WASHINGTON, July 5 (UPI) -- The U.S. Army is buying 16 tactical blimps for use in Iraq from a Columbia, Md., company, TCOM, L.P. announced Tuesday.

The deal is worth $12 million, and the unmanned, tethered blimps will be built in Elizabeth City, N.C.

The Tactical Aerostat System operates at about 1,000 feet, providing surveillance and a communications relay system aloft for up to a week at a time.

The contract award is part of the Rapid Aerostat Initial Development system contract the Army has with Raytheon.

The airship's use was demonstrated last fall over Washington, when an A-170 manned blimp hovered over the city for 24 hours. The helium-based blimp can fly for hours even if pierced by small arms fire, according to the Army.

TCOM blimps are also being used by the Marine Airborne Re-Transmission System, a program developed by the Defense Advanced Research Projects Agency to extend Marine radio communication beyond line-of-sight in Iraq.

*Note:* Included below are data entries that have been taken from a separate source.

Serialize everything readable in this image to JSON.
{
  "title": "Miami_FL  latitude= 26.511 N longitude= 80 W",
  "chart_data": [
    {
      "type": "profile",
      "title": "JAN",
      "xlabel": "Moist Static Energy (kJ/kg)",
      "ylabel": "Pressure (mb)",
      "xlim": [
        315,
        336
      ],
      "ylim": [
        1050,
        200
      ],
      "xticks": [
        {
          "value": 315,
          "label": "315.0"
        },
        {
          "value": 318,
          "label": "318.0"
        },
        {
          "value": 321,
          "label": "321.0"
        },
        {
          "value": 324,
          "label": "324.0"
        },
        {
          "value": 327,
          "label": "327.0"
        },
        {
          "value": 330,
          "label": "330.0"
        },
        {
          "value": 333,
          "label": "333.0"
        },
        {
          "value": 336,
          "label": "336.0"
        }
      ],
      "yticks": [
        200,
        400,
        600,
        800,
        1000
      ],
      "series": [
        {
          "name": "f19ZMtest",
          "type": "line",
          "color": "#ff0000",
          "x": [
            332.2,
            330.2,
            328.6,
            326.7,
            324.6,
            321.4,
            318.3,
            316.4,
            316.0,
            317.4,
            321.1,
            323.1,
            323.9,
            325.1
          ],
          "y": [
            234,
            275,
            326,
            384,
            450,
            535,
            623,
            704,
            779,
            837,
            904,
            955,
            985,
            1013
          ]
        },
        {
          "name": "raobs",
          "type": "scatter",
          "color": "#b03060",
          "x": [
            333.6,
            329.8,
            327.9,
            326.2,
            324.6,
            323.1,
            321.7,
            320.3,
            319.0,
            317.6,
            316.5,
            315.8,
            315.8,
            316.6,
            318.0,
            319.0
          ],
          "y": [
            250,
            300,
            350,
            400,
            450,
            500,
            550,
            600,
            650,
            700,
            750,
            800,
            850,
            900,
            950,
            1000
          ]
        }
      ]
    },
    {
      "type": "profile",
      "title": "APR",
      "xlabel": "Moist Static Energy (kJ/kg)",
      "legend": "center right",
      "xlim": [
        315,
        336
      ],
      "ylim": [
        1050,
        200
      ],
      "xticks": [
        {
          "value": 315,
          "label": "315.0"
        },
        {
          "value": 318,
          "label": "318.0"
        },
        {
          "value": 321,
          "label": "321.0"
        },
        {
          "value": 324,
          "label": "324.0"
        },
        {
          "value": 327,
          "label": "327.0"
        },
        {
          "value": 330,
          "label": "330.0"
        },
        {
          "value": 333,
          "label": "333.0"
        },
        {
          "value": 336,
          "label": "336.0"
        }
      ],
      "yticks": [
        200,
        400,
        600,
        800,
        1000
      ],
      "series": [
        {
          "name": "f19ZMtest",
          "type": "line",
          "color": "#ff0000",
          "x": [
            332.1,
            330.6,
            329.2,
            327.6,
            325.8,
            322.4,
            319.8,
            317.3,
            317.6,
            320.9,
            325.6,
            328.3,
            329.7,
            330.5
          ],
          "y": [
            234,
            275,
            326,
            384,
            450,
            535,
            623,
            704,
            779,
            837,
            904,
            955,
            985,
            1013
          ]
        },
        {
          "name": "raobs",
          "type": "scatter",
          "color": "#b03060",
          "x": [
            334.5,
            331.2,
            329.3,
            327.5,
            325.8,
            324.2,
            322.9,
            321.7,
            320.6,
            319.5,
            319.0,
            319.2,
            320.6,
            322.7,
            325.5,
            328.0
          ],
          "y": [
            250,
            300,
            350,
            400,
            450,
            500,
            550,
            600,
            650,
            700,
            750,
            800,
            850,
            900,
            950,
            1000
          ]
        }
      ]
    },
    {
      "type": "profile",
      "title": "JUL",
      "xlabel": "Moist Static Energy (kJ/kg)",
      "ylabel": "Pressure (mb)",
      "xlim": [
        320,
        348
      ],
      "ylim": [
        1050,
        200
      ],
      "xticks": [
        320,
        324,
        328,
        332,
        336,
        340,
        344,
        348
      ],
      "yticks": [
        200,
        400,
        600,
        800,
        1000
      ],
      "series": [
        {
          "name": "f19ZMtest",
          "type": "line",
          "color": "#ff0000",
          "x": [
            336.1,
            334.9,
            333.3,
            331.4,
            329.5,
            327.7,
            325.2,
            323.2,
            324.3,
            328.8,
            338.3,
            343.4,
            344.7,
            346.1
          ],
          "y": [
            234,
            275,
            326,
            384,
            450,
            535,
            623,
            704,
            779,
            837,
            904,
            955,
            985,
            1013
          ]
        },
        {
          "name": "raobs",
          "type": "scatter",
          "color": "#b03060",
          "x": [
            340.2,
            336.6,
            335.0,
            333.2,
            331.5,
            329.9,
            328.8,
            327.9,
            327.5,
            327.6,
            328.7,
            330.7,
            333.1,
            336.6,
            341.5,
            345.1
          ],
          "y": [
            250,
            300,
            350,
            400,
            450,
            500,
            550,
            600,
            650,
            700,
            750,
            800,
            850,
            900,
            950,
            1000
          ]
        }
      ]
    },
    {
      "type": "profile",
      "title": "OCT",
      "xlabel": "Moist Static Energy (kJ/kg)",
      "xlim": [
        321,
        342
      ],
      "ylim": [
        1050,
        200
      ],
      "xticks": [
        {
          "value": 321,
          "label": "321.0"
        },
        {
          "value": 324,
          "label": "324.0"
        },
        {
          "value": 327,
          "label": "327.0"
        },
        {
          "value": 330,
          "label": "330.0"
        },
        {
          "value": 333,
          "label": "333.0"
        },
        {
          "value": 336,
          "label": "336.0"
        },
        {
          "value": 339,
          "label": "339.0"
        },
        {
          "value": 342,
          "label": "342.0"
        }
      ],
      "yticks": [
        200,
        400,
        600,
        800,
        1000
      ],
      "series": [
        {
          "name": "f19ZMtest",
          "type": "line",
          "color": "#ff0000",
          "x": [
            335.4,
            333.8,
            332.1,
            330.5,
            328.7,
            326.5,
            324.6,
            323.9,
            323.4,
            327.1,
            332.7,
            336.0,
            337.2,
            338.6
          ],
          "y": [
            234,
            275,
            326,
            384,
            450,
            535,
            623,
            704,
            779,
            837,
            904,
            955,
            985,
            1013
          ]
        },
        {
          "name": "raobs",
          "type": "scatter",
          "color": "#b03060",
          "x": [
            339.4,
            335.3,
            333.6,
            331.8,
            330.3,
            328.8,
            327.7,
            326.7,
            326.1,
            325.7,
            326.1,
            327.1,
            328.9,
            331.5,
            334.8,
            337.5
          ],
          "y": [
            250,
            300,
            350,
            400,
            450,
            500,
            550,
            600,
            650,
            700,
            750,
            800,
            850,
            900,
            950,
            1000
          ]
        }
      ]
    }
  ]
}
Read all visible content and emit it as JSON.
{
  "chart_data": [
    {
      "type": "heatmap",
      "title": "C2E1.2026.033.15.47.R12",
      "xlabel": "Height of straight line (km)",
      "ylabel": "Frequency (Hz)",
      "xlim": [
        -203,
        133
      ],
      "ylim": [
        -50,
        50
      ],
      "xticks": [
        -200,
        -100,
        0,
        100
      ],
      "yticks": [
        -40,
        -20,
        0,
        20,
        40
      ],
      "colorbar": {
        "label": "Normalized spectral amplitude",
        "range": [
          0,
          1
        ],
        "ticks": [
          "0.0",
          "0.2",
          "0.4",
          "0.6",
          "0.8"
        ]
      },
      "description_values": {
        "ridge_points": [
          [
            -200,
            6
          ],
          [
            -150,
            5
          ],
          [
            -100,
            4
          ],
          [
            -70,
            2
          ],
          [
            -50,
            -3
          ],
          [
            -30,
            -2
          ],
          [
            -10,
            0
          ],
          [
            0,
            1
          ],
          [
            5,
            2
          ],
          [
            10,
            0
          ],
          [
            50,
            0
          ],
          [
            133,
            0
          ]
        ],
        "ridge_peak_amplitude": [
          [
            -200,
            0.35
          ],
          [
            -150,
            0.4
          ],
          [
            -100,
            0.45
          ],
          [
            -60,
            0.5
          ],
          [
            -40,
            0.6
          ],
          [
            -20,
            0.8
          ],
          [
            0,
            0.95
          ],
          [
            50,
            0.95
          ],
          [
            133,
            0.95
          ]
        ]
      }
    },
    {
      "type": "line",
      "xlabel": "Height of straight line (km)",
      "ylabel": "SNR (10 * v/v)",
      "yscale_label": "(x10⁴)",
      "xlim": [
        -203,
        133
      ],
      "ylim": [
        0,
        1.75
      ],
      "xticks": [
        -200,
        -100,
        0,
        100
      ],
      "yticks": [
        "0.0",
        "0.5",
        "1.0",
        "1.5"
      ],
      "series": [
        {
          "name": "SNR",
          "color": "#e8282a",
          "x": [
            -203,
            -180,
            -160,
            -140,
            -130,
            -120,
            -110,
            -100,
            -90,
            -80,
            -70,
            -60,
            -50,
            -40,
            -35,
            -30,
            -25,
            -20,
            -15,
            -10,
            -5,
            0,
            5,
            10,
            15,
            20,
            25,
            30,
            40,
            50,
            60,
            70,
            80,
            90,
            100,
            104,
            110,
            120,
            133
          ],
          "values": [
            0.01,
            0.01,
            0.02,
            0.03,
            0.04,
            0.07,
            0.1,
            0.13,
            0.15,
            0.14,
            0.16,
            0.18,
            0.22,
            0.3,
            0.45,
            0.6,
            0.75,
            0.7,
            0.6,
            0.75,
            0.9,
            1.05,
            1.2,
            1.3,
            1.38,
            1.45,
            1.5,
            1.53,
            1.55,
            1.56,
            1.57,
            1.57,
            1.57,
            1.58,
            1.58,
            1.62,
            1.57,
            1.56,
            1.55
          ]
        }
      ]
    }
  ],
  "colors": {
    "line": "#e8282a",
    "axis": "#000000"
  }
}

The blimp provides an airborne relay for UHF, VHF, SINCGARS and EPLPRS radios, in addition to standard analog radios. The actual relays are contained in a ground system. If the aerostat were shot down, the radios would not be compromised.

I even found a picture of a concept blimp that is being tested now that has been designed to move 500 tons 12,000 miles in less than 7 days, and do you know that they call it (pause for dramatic effect)…The Walrus:
Wow the pig on the side really adds to the intense fear I feel when I look at this. In fact I think I need to go put on a change of pants, so if you will excuse me.